Heartwarming to see grandmother & mom give oath

But going back to some of the highlights of the swearing-in ceremony, it was heartwarming to see Bronson’s grandmother and mother officiate at his oath-taking while his father smilingly and proudly looked on. That they are a close family was obvious to everyone, with the Lincoln High School graduate (in Stockton) warmly hugging the members of his family and being hugged back by them in turn.

It was equally heartwarming to watch Drain being sworn in by her former seventh-grade math teacher, John Payne, who came all the way from San Francisco that evening to do the honors for his former student, and to hear him tell everyone that he felt “blessed” more in having her as his student than for her to have had him as her teacher.

Watching Trustees Nancy Teicheira and Evelyn Moore take their oath taking before San Joaquin County Superior Court Judge Tony Agbayani, a graduate of East Union High School, was also quite an experience.
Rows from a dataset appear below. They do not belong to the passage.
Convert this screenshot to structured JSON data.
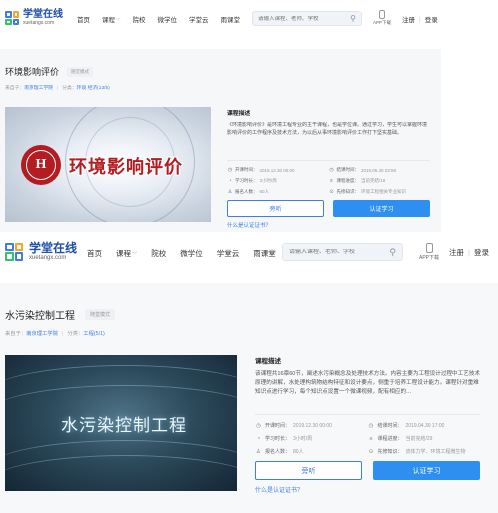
{
  "colors": {
    "accent": "#3f7ee8",
    "primary_button": "#2f8ff0",
    "seal_red": "#b31c21"
  },
  "header": {
    "logo_cn": "学堂在线",
    "logo_en": "xuetangx.com",
    "nav": [
      {
        "label": "首页",
        "dropdown": false
      },
      {
        "label": "课程",
        "dropdown": true
      },
      {
        "label": "院校",
        "dropdown": false
      },
      {
        "label": "微学位",
        "dropdown": false
      },
      {
        "label": "学堂云",
        "dropdown": false
      },
      {
        "label": "雨课堂",
        "dropdown": false
      }
    ],
    "search_placeholder": "请输入课程、老师、学校",
    "app_download": "APP下载",
    "register": "注册",
    "separator": "|",
    "login": "登录"
  },
  "courses": [
    {
      "title": "环境影响评价",
      "mode_badge": "随堂模式",
      "source_prefix": "来自于：",
      "source_link": "南京理工学院",
      "category_prefix": "分类：",
      "category_link": "环境 经济(13/5)",
      "cover_title": "环境影响评价",
      "seal_text": "H",
      "desc_heading": "课程描述",
      "desc": "《环境影响评价》是环境工程专业的主干课程，也是学位课。通过学习，学生可以掌握环境影响评价的工作程序及技术方法，为以后从事环境影响评价工作打下坚实基础。",
      "facts": [
        {
          "icon": "◷",
          "icon_name": "clock-icon",
          "label": "开课时间：",
          "value": "2019.12.30 00:00"
        },
        {
          "icon": "◷",
          "icon_name": "clock-icon",
          "label": "结课时间：",
          "value": "2019.06.30 23:59"
        },
        {
          "icon": "◔",
          "icon_name": "duration-icon",
          "label": "学习时长：",
          "value": "3小时/周"
        },
        {
          "icon": "≡",
          "icon_name": "progress-icon",
          "label": "课程进度：",
          "value": "当前完结/18"
        },
        {
          "icon": "♙",
          "icon_name": "user-icon",
          "label": "报名人数：",
          "value": "60人"
        },
        {
          "icon": "⊙",
          "icon_name": "knowledge-icon",
          "label": "先修知识：",
          "value": "环境工程相关专业知识"
        }
      ],
      "audit_label": "旁听",
      "learn_label": "认证学习",
      "cert_link": "什么是认证证书？"
    },
    {
      "title": "水污染控制工程",
      "mode_badge": "随堂模式",
      "source_prefix": "来自于：",
      "source_link": "南京理工学院",
      "category_prefix": "分类：",
      "category_link": "工程(5/1)",
      "cover_title": "水污染控制工程",
      "desc_heading": "课程描述",
      "desc": "该课程共16章60节，阐述水污染概念及处理技术方法。内容主要为工程设计过程中工艺技术原理的讲解，水处理构筑物结构特征和设计要点，侧重于培养工程设计能力。课程针对重难知识点进行学习，每个知识点设置一个微课视频，配有相应的…",
      "facts": [
        {
          "icon": "◷",
          "icon_name": "clock-icon",
          "label": "开课时间：",
          "value": "2019.12.30 00:00"
        },
        {
          "icon": "◷",
          "icon_name": "clock-icon",
          "label": "结课时间：",
          "value": "2019.04.30 17:00"
        },
        {
          "icon": "◔",
          "icon_name": "duration-icon",
          "label": "学习时长：",
          "value": "3小时/周"
        },
        {
          "icon": "≡",
          "icon_name": "progress-icon",
          "label": "课程进度：",
          "value": "当前完结/29"
        },
        {
          "icon": "♙",
          "icon_name": "user-icon",
          "label": "报名人数：",
          "value": "80人"
        },
        {
          "icon": "⊙",
          "icon_name": "knowledge-icon",
          "label": "先修知识：",
          "value": "流体力学、环境工程微生物"
        }
      ],
      "audit_label": "旁听",
      "learn_label": "认证学习",
      "cert_link": "什么是认证证书？"
    }
  ]
}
These are two board members who have dedicated their lives to the education of children in the district. Moore is a retired elementary school teacher. In terms of years of service, she is the doyenne of the board. This is her sixth term of office. Teicheira, a member of one of Manteca’s longtime farming families, is starting her fifth term of office. Through all the years she was on the board, she remained faithful and dedicated to her duties as a trustee even as she battled – and continues to battle – cancer and mourned the death of her youngest son, Daniel, who was killed in a car accident when he was a sophomore at Sierra High School. That was the only time Teicheira missed a board meeting.